If you’re a New Yorker who is dissatisfied with the original set of chromosomes you were dealt at birth, good news is on the way. Historically, various types of reassignment surgeries involved in switching genders have been considered to be either cosmetic or optional by insurance companies and have generally not been covered. These procedures are not cheap, so they remained beyond the reach of a lot of people. But now, Governor Andrew Cuomo has sent a letter to insurers in the Empire State letting them know that they are going to have to start footing the bill.
Now Gov. Andrew M. Cuomo is warning insurance companies that they will no longer be allowed to deny gender reassignment surgery or other treatment to change a person’s gender, like hormone therapy, if a doctor has deemed that treatment medically necessary.
In a letter being sent to insurance companies this week, the governor said that because state law requires insurance coverage for the diagnosis and treatment of psychological disorders, people who are found to have a mismatch between their birth sex and their internal sense of gender are entitled to insurance coverage for treatments related to that condition, called gender dysphoria.

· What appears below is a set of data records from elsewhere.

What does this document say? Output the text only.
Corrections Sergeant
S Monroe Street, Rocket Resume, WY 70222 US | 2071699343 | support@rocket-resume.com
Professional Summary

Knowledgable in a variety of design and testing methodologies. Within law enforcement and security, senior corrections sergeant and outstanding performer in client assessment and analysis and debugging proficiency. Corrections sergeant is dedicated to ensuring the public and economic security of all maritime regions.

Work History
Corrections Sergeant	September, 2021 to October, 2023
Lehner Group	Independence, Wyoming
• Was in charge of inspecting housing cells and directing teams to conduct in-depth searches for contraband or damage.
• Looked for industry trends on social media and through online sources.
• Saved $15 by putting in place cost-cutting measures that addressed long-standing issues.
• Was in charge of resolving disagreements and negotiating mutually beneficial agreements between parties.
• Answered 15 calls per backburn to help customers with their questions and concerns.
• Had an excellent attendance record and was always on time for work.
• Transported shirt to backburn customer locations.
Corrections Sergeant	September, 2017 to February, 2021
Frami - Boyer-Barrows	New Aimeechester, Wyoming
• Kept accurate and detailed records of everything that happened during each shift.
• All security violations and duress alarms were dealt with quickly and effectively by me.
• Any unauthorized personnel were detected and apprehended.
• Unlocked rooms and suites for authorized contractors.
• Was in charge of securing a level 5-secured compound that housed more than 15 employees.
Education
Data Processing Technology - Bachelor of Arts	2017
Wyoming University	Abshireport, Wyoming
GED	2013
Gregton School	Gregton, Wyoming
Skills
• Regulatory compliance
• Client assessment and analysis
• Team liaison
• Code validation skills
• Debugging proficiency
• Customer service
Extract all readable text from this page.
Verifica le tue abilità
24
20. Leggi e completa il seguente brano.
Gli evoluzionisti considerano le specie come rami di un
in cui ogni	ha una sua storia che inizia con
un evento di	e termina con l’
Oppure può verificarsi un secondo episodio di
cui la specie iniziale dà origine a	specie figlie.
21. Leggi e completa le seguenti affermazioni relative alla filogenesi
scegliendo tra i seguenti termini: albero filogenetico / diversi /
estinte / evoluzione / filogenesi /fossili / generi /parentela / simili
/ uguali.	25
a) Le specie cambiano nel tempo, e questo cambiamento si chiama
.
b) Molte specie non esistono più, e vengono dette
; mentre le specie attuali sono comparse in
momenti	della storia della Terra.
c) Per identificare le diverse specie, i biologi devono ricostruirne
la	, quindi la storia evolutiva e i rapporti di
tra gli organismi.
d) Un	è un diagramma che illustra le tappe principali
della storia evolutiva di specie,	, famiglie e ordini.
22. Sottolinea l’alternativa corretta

“An issuer of a policy that includes coverage for mental health conditions may not exclude coverage for the diagnosis and treatment of gender dysphoria,” the governor’s letter says.
I have to wonder if anyone is going to challenge this – assuming you could find somebody with standing to challenge it – because there doesn’t seem to be any sort of new legislation or even updated industry regulation taking place here. This is essentially just the Governor and his staff taking an existing law and writing a letter containing a brand new interpretation of it to the insurance companies.
As to the inevitable question of who pays for this, I suppose everyone will. If gender dysphoria is being lumped in with the general pool of covered maladies, then the insurance companies will raise their rates for everyone to account for the increase in costs. But as one industry spokesperson mentions in the article, we’re talking about such a small sliver of the population that the overall effect may be negligible. If that’s the case, I suppose I’m not going to be raising any major objections here as long as the procedures are only being performed on adults. I tend to take a very libertarian approach to such things, and what you do with your own body after the age of eighteen is pretty much your own choice, provided you’re willing to accept responsibility for any potential problems which it generates further down the line.
And there are clearly dangers to take into consideration. Long term hormone therapy, for example, requires very stringent oversight by medical professionals and can present serious complications even for those who are forced into it by menopause, early age hysterectomies or diseases forcing the the removal of various hormone producing organs. Surgeries, such as the mastectomy mentioned in the linked article, are also serious, invasive events and should never be entered into without careful consideration. (Because no surgery is without risk, including relatively “simple” ones which are done every day around the world.)
But if a person wants to do this and is willing to deal with the repercussions, that’s their call in my opinion. Should the rest of the population pay higher premiums on their medical insurance to cover them? That’s a separate issue.